# Women's vs. Men's Bindings



## Snowfox

My friend is looking to finally get herself some snowboard equipment so she doesn't have to rent anymore. I'm trying to help her get some equipment, but she wants to keep board+bindings down to 300 (shouldn't be too hard), which brings me to my question:

_*Is there a difference (that is worth buying one over the other) between Women's and Men's bindings?*_ Women's bindings seem much cheaper then men's at the moment (even counting discounts and everything), but if they're complete crap I don't want her to be pissed at me forever. :laugh:


----------



## legallyillegal

there is very little difference between a high-end women's binding and a high-end men's binding


----------



## BurtonAvenger

legallyillegal said:


> there is very little difference between a high-end women's binding and a high-end men's binding


Yeah except the whole designed for a womens smaller foot print, different high back that's designed for the different calf muscle, straps have a different cut to them so as to fit a womens boot better. Flexes are different as well. Oh and rainbows and unicorns.


----------



## legallyillegal

because small men's bindings don't exist, every guy rides with burton's obscenely tall highbacks, and every girl uses union's tiny straps, and there's no such thing as a soft binding


----------



## ATOTony76

legallyillegal said:


> because small men's bindings don't exist, every guy rides with burton's obscenely tall highbacks, and every girl uses union's tiny straps, and there's no such thing as a soft binding


yea huh, duct tape and ply wood, lightest binding evar


----------



## DC5R

If she's a girl and girl bindings are cheaper, why not get the girl bindings?

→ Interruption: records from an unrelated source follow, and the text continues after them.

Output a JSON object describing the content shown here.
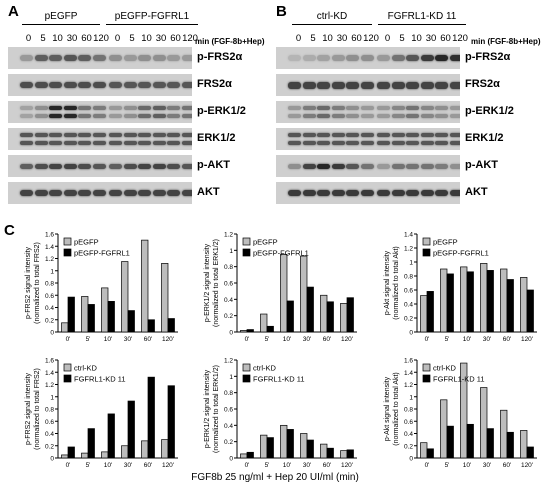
{
  "panelA": {
    "letter": "A",
    "groups": [
      "pEGFP",
      "pEGFP-FGFRL1"
    ],
    "timepoints": [
      "0",
      "5",
      "10",
      "30",
      "60",
      "120",
      "0",
      "5",
      "10",
      "30",
      "60",
      "120"
    ],
    "min_label": "min (FGF-8b+Hep)",
    "blots": [
      "p-FRS2α",
      "FRS2α",
      "p-ERK1/2",
      "ERK1/2",
      "p-AKT",
      "AKT"
    ]
  },
  "panelB": {
    "letter": "B",
    "groups": [
      "ctrl-KD",
      "FGFRL1-KD 11"
    ],
    "timepoints": [
      "0",
      "5",
      "10",
      "30",
      "60",
      "120",
      "0",
      "5",
      "10",
      "30",
      "60",
      "120"
    ],
    "min_label": "min (FGF-8b+Hep)",
    "blots": [
      "p-FRS2α",
      "FRS2α",
      "p-ERK1/2",
      "ERK1/2",
      "p-AKT",
      "AKT"
    ]
  },
  "panelC": {
    "letter": "C",
    "xlabel": "FGF8b 25 ng/ml + Hep 20 UI/ml (min)"
  },
  "chart_data": [
    {
      "type": "bar",
      "ylabel": "p-FRS2 signal intensity\n(normalized to total FRS2)",
      "categories": [
        "0'",
        "5'",
        "10'",
        "30'",
        "60'",
        "120'"
      ],
      "ylim": [
        0,
        1.6
      ],
      "yticks": [
        "0",
        "0.2",
        "0.4",
        "0.6",
        "0.8",
        "1",
        "1.2",
        "1.4",
        "1.6"
      ],
      "series": [
        {
          "name": "pEGFP",
          "values": [
            0.15,
            0.58,
            0.72,
            1.15,
            1.5,
            1.12
          ]
        },
        {
          "name": "pEGFP-FGFRL1",
          "values": [
            0.57,
            0.45,
            0.5,
            0.35,
            0.2,
            0.22
          ]
        }
      ]
    },
    {
      "type": "bar",
      "ylabel": "p-ERK1/2 signal intensity\n(normalized to total ERK1/2)",
      "categories": [
        "0'",
        "5'",
        "10'",
        "30'",
        "60'",
        "120'"
      ],
      "ylim": [
        0,
        1.2
      ],
      "yticks": [
        "0",
        "0.2",
        "0.4",
        "0.6",
        "0.8",
        "1",
        "1.2"
      ],
      "series": [
        {
          "name": "pEGFP",
          "values": [
            0.02,
            0.22,
            0.95,
            0.93,
            0.45,
            0.35
          ]
        },
        {
          "name": "pEGFP-FGFRL1",
          "values": [
            0.03,
            0.07,
            0.38,
            0.55,
            0.37,
            0.42
          ]
        }
      ]
    },
    {
      "type": "bar",
      "ylabel": "p-Akt signal intensity\n(normalized to total Akt)",
      "categories": [
        "0'",
        "5'",
        "10'",
        "30'",
        "60'",
        "120'"
      ],
      "ylim": [
        0,
        1.4
      ],
      "yticks": [
        "0",
        "0.2",
        "0.4",
        "0.6",
        "0.8",
        "1",
        "1.2",
        "1.4"
      ],
      "series": [
        {
          "name": "pEGFP",
          "values": [
            0.52,
            0.9,
            0.93,
            0.98,
            0.9,
            0.78
          ]
        },
        {
          "name": "pEGFP-FGFRL1",
          "values": [
            0.58,
            0.83,
            0.86,
            0.88,
            0.75,
            0.6
          ]
        }
      ]
    },
    {
      "type": "bar",
      "ylabel": "p-FRS2 signal intensity\n(normalized to total FRS2)",
      "categories": [
        "0'",
        "5'",
        "10'",
        "30'",
        "60'",
        "120'"
      ],
      "ylim": [
        0,
        1.6
      ],
      "yticks": [
        "0",
        "0.2",
        "0.4",
        "0.6",
        "0.8",
        "1",
        "1.2",
        "1.4",
        "1.6"
      ],
      "series": [
        {
          "name": "ctrl-KD",
          "values": [
            0.05,
            0.08,
            0.1,
            0.2,
            0.28,
            0.3
          ]
        },
        {
          "name": "FGFRL1-KD 11",
          "values": [
            0.18,
            0.48,
            0.72,
            0.93,
            1.32,
            1.18
          ]
        }
      ]
    },
    {
      "type": "bar",
      "ylabel": "p-ERK1/2 signal intensity\n(normalized to total ERK1/2)",
      "categories": [
        "0'",
        "5'",
        "10'",
        "30'",
        "60'",
        "120'"
      ],
      "ylim": [
        0,
        1.2
      ],
      "yticks": [
        "0",
        "0.2",
        "0.4",
        "0.6",
        "0.8",
        "1",
        "1.2"
      ],
      "series": [
        {
          "name": "ctrl-KD",
          "values": [
            0.05,
            0.28,
            0.4,
            0.3,
            0.17,
            0.09
          ]
        },
        {
          "name": "FGFRL1-KD 11",
          "values": [
            0.07,
            0.25,
            0.35,
            0.22,
            0.12,
            0.1
          ]
        }
      ]
    },
    {
      "type": "bar",
      "ylabel": "p-Akt signal intensity\n(normalized to total Akt)",
      "categories": [
        "0'",
        "5'",
        "10'",
        "30'",
        "60'",
        "120'"
      ],
      "ylim": [
        0,
        1.6
      ],
      "yticks": [
        "0",
        "0.2",
        "0.4",
        "0.6",
        "0.8",
        "1",
        "1.2",
        "1.4",
        "1.6"
      ],
      "series": [
        {
          "name": "ctrl-KD",
          "values": [
            0.25,
            0.95,
            1.55,
            1.15,
            0.78,
            0.45
          ]
        },
        {
          "name": "FGFRL1-KD 11",
          "values": [
            0.15,
            0.52,
            0.55,
            0.48,
            0.42,
            0.18
          ]
        }
      ]
    }
  ]
}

With some research, you'll be able to find good bindings and build some goodwill with her


----------



## Leo

legallyillegal said:


> because small men's bindings don't exist, every guy rides with burton's obscenely tall highbacks, and every girl uses union's tiny straps, and there's no such thing as a soft binding


Failed comment here. Small men's bindings could have highbacks that will still be uncomfortable for a female of equal size. Oh yea, speaking of size, that is an issue as well. BA already mentioned the straps.

Even most large female bindings will have highbacks lower than a small men's binding.

Moral of the story: Yes it is perfectly possible to find a men's binding for your girl that will be comfortable and supportive. The question is, do you want to do that much research into which mens binding will fit the criteria when a women's specific binding is a hop, skip, and a jump away?

Quality? Here's a fact for you. Most female bindings are modified male bindings. Why are they cheaper? Go have a look outside the lodge window and tell me the ratio of male to female snowboarders. There you go.


----------



## lilfoot1598

Jesus, just buy her some freaking women's bindings already.  Rome, Ride, K2, Burton and Union all make quality gear for the ladies. Just stay away from the cheapest bindings in any line if you don't want crap.


----------